- Directed by: Shailesh Shankar
- Screenplay by: Sumit Bonkar Rahul Yashod
- Produced by: Rohit Shetty Shailesh Sanghvi S3
- Starring: Manoj Joshi Bharat Chawda Pratik Gandhi Rita Bhaduri Ojas Rawal Jayesh More Hemang Dave Prasad Barve Ayush Jadeja Janki Bodiwala
- Edited by: Pankaj Hurne
- Music by: Shailes Dharmik Mehul (Sdm)
- Production company: AUROUS AVATAR ENTERTAINMENT
- Release date: 18 August 2017;
- Running time: 110 minutes
- Country: India
- Language: Gujarati

= Tamburo (film) =

Tamburo is an Indian Gujarati comedy film directed by Shailesh Shankar. It stars Bollywood veteran actor Manoj Joshi, and Pratik Gandhi, with Bharat Chawda.

== Plot ==
The plot revolves around three P’s – Paisa, Property & Pyaar. Hardik and Bhavik, friends for life are ambitious young men who dream of becoming wealthy quickly and effortlessly. In their quest for easy money, a twist of fate ensures that the duo find themselves embroiled in a situation that sets a chain reaction where the Mafia, the Police and the Gamblers are all on a hilarious chase after them.

==Cast==
- Manoj Joshi as Kirit Bhai
- Bharat Chawda as Hardik
- Pratik Gandhi as Bhavik
- Ojas Rawal as Sultan
- Jayesh More as Sanjay Hegde
- Hemang Dave as Kalpesh
- Prasad Barve as Chirag
- Ayush Jadeja as Manya
- Janki Bodiwala as Dimple
- Priiya Nair as Nidhi

==Track listing==
The Soundtrack was released by Red Ribbon Entertainment.

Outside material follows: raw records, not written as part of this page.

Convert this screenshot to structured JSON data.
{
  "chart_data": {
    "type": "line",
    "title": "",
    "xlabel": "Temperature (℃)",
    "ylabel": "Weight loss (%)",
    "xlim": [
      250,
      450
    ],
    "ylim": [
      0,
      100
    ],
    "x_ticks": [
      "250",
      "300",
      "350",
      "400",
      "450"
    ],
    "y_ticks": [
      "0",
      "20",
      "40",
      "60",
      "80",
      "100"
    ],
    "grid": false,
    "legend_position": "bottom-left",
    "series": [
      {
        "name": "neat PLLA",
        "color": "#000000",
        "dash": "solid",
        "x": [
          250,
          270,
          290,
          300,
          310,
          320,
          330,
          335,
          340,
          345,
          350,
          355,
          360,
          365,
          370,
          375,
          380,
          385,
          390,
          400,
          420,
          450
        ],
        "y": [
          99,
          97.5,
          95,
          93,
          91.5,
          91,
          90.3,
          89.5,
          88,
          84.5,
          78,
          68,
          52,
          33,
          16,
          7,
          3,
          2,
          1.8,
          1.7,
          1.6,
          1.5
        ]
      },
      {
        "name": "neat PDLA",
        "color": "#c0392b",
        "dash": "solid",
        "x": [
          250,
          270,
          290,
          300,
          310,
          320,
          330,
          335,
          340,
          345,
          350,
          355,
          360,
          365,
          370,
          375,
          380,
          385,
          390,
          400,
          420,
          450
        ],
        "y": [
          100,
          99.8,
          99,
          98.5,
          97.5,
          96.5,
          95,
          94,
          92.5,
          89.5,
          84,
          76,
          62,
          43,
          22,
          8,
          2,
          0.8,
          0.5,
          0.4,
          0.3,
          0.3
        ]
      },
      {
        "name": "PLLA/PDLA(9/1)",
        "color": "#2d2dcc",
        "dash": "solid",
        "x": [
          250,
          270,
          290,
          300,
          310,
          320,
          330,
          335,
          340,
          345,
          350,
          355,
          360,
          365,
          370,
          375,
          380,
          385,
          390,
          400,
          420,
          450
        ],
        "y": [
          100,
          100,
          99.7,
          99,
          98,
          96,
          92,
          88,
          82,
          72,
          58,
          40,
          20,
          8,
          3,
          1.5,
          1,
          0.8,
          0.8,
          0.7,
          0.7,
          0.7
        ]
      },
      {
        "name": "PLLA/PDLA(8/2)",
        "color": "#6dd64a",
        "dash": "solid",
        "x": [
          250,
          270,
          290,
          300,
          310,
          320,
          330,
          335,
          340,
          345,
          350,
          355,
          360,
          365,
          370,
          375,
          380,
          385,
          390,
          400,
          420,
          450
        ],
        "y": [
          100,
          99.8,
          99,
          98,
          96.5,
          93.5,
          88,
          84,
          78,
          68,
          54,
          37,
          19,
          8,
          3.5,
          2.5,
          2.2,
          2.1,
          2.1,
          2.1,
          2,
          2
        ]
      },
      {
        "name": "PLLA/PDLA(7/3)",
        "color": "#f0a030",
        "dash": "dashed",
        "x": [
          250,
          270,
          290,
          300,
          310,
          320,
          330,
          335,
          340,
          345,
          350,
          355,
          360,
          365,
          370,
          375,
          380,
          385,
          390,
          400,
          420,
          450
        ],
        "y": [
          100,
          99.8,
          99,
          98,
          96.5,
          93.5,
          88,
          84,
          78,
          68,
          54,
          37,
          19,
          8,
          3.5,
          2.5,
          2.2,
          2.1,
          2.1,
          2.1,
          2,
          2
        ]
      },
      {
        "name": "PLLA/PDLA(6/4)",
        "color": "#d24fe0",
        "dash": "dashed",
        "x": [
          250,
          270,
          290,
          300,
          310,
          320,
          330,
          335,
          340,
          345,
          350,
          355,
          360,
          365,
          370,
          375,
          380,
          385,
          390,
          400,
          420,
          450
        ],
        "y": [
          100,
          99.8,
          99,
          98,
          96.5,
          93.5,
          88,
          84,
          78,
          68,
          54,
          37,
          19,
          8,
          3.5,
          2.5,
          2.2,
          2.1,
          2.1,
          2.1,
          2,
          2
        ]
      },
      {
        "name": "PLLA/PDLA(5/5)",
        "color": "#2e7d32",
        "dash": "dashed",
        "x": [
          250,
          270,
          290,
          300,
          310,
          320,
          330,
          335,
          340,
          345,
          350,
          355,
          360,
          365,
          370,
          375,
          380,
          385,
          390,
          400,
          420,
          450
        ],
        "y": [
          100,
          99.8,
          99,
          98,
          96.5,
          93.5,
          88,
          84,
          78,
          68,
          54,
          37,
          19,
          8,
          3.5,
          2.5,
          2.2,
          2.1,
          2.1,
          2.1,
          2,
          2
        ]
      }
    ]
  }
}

| Track # | Song | Singer | Music | Length |
|---|---|---|---|---|
| 1 | Tamburo | Arvind Vegda | Shailesh Suvarna and Monty Khattar | 2:22 |
| 2 | Aa Che Party | Freedom Sharma and Mohit Pathak | Vishal J Singh and Shailesh Suvarna | 2:08 |
| 3 | No Control | Srishti Bhandari | Dharmik Samani | 2:50 |
| 4 | Unbreakable | Hariharan (singer) and Shannon Donald | Sameer Saptiskar | 4:01 |

==Release==
The film was released in Gujarat and Maharashtra on 18 August 2017.